There's a lot to focus on when it comes to running a successful e-commerce business.
It's easy for store owners to get overwhelmed by the various aspects of your website, social media profiles and more. Below are simple explanations of the main things to focus on to increase sales, order values and customer satisfaction:
Your site's design is arguably the most important factor in succeeding in the world of e-commerce. Customers simply won't shop at an online store that's confusing to use, especially since there are so many other options available to them. Therefore, your site should be easy to read and browse. It should load in seconds, use navigation that's easy to understand and contain relevant information toward the top of the page.
Designing for the user experience also means your site should make it easy for customers to submit online payments. Accepting a wide variety of payment types allows customers to make purchases according to their preference, and a simple checkout process makes things even easier. Both of these attributes combine to increase your customer's satisfaction and, as CIO.com noted, can reduce your cart abandonment rates. In a conversation with the website, Kateryna Topopl, senior art director at Architech, mentioned the checkout process is where businesses tend to see the highest number of abandoned carts. This is mainly because they force users to go through too many steps or do not provide convenient options for submitting electronic payments.
There's no question that every e-commerce website should have a few social media accounts, but determining the right ones can be tricky. You want to maximize your return on investment, and knowing your product and audience well is the best way to do that. As Practical E-commerce noted, some social sites are better for certain products than others. Pinterest and Instagram are great for lifestyle products like home decor and fashion, while Twitter and LinkedIn are excellent for software and business services.
Another way to incorporate social media is to let shoppers log in to your website using their networking accounts such as Facebook or Google Plus. This makes the process quick and efficient, and customers don't have to remember yet another username and password for your website.
While social media is the cherry on top of your marketing sundae, your website's content is the ice cream that makes up its bulk. Great content – blog posts, list articles, white papers and more – keeps people on your website after they've clicked through from your social media. In addition, the search engine optimization benefits of certain topics and keywords bring even more people to your online store through Google and Bing.
"Content for e-commerce mixes relevant information with a call-to-action."
Creating great content for e-commerce is tricky, as CIO.com mentioned in another article. Make it too promotional and you'll lose customers instead of gaining more. At the same time, the goal of your content is to promote sales. The trick is to mix relevant information with a call-to-action designed to get users to convert. For example, say your website sells kitchenware and you want to promote a line of cast-iron skillets you just added. You can write a blog post filled with tips on properly seasoning and caring for cast-iron cookware, then link readers to the brand in question. What's more, you can fill the blog post with images of the product so readers can see how it looks and picture themselves with it in the kitchen.

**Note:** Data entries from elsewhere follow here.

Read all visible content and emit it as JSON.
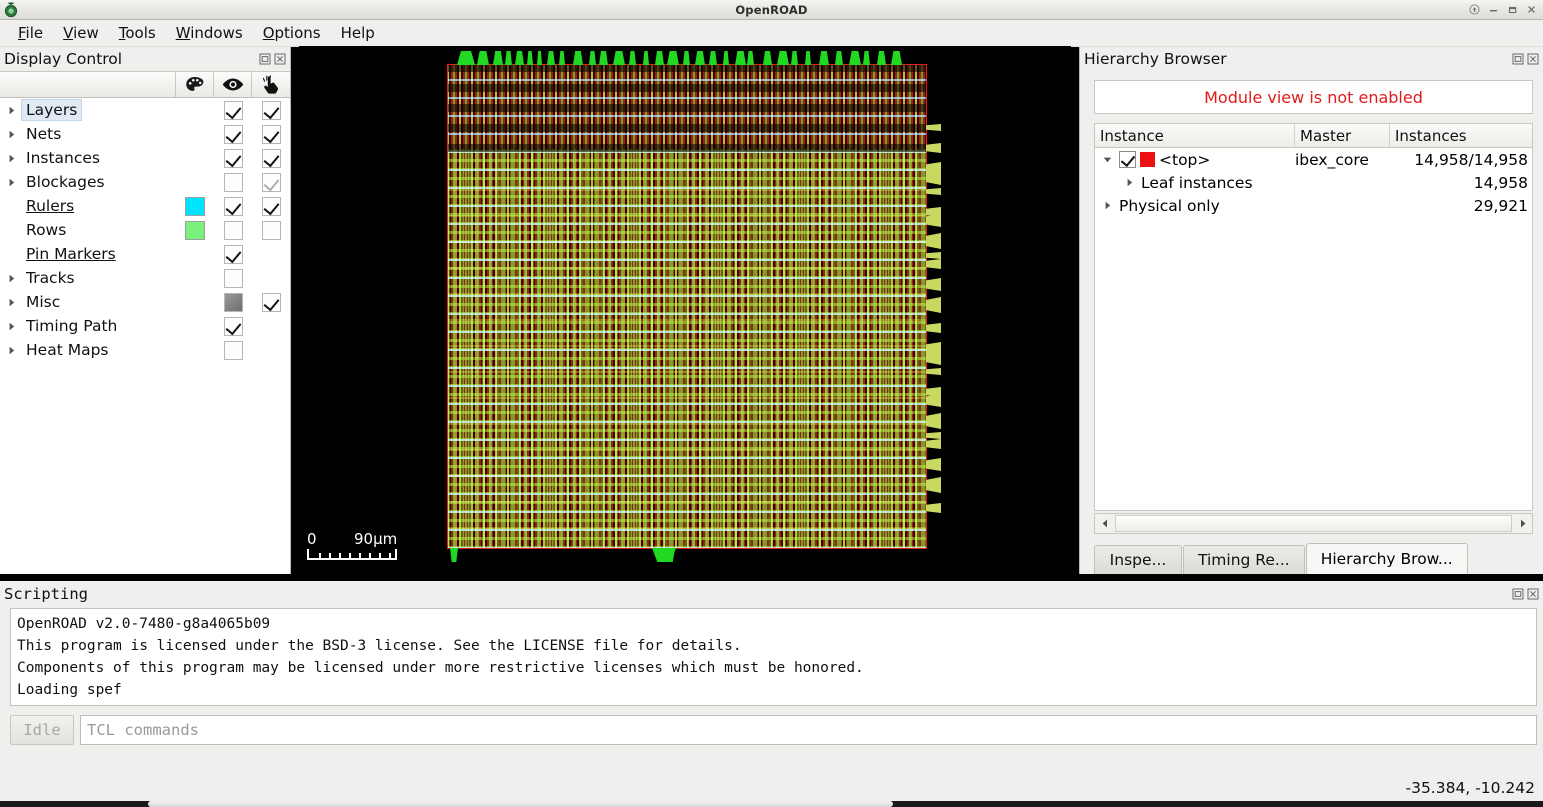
{
  "window": {
    "title": "OpenROAD",
    "app_icon": "openroad-logo-icon",
    "controls": [
      {
        "name": "shade-button",
        "glyph": "shade-icon"
      },
      {
        "name": "minimize-button",
        "glyph": "minimize-icon"
      },
      {
        "name": "maximize-button",
        "glyph": "maximize-icon"
      },
      {
        "name": "close-button",
        "glyph": "close-icon"
      }
    ]
  },
  "menubar": {
    "items": [
      {
        "label": "File",
        "accel": "F"
      },
      {
        "label": "View",
        "accel": "V"
      },
      {
        "label": "Tools",
        "accel": "T"
      },
      {
        "label": "Windows",
        "accel": "W"
      },
      {
        "label": "Options",
        "accel": "O"
      },
      {
        "label": "Help",
        "accel": "H"
      }
    ]
  },
  "display_control": {
    "title": "Display Control",
    "dock_buttons": [
      "float-icon",
      "close-icon"
    ],
    "columns": [
      {
        "name": "name-column",
        "icon": ""
      },
      {
        "name": "color-column",
        "icon": "palette-icon"
      },
      {
        "name": "visible-column",
        "icon": "eye-icon"
      },
      {
        "name": "selectable-column",
        "icon": "pointing-hand-icon"
      }
    ],
    "rows": [
      {
        "label": "Layers",
        "expandable": true,
        "underline": false,
        "selected": true,
        "swatch": null,
        "visible": "checked",
        "selectable": "checked"
      },
      {
        "label": "Nets",
        "expandable": true,
        "underline": false,
        "selected": false,
        "swatch": null,
        "visible": "checked",
        "selectable": "checked"
      },
      {
        "label": "Instances",
        "expandable": true,
        "underline": false,
        "selected": false,
        "swatch": null,
        "visible": "checked",
        "selectable": "checked"
      },
      {
        "label": "Blockages",
        "expandable": true,
        "underline": false,
        "selected": false,
        "swatch": null,
        "visible": "unchecked",
        "selectable": "checked-dim"
      },
      {
        "label": "Rulers",
        "expandable": false,
        "underline": true,
        "selected": false,
        "swatch": "#00e5ff",
        "visible": "checked",
        "selectable": "checked"
      },
      {
        "label": "Rows",
        "expandable": false,
        "underline": false,
        "selected": false,
        "swatch": "#7cf07c",
        "visible": "unchecked",
        "selectable": "unchecked"
      },
      {
        "label": "Pin Markers",
        "expandable": false,
        "underline": true,
        "selected": false,
        "swatch": null,
        "visible": "checked",
        "selectable": "none"
      },
      {
        "label": "Tracks",
        "expandable": true,
        "underline": false,
        "selected": false,
        "swatch": null,
        "visible": "unchecked",
        "selectable": "none"
      },
      {
        "label": "Misc",
        "expandable": true,
        "underline": false,
        "selected": false,
        "swatch": null,
        "visible": "filled",
        "selectable": "checked"
      },
      {
        "label": "Timing Path",
        "expandable": true,
        "underline": false,
        "selected": false,
        "swatch": null,
        "visible": "checked",
        "selectable": "none"
      },
      {
        "label": "Heat Maps",
        "expandable": true,
        "underline": false,
        "selected": false,
        "swatch": null,
        "visible": "unchecked",
        "selectable": "none"
      }
    ]
  },
  "layout_view": {
    "name": "layout-canvas",
    "scale_bar": {
      "start": "0",
      "end": "90µm"
    }
  },
  "hierarchy_browser": {
    "title": "Hierarchy Browser",
    "dock_buttons": [
      "float-icon",
      "close-icon"
    ],
    "banner": "Module view is not enabled",
    "columns": [
      "Instance",
      "Master",
      "Instances"
    ],
    "rows": [
      {
        "indent": 0,
        "expandable": true,
        "expanded": true,
        "checkbox": "checked",
        "color": "#ee1111",
        "label": "<top>",
        "master": "ibex_core",
        "instances": "14,958/14,958"
      },
      {
        "indent": 1,
        "expandable": true,
        "expanded": false,
        "checkbox": null,
        "color": null,
        "label": "Leaf instances",
        "master": "",
        "instances": "14,958"
      },
      {
        "indent": 0,
        "expandable": true,
        "expanded": false,
        "checkbox": null,
        "color": null,
        "label": "Physical only",
        "master": "",
        "instances": "29,921"
      }
    ],
    "tabs": [
      {
        "label": "Inspe...",
        "active": false
      },
      {
        "label": "Timing Re...",
        "active": false
      },
      {
        "label": "Hierarchy Brow...",
        "active": true
      }
    ]
  },
  "scripting": {
    "title": "Scripting",
    "dock_buttons": [
      "float-icon",
      "close-icon"
    ],
    "output_lines": [
      "OpenROAD v2.0-7480-g8a4065b09",
      "This program is licensed under the BSD-3 license. See the LICENSE file for details.",
      "Components of this program may be licensed under more restrictive licenses which must be honored.",
      "Loading spef"
    ],
    "status_label": "Idle",
    "input_placeholder": "TCL commands"
  },
  "statusbar": {
    "coordinates": "-35.384, -10.242"
  }
}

CTAs don't always have to be sales-oriented. They can direct readers to sign up for your newsletter, follow your business on social media, read more blog posts or increase engagement in other ways.
Offering customers a great deal on shipping prices keeps your business competitive, especially against e-commerce giants like Amazon and Walmart. Free shipping in particular leads to increased average order values and possibly higher sales overall, according to a Practical Ecommerce report on the subject. If you can't provide free shipping for all sales, consider offering it only to customers with orders above a certain price.
While mastering the world of e-commerce isn't easy, a good handle on the basics helps you grow from a small business to an international e-commerce competitor.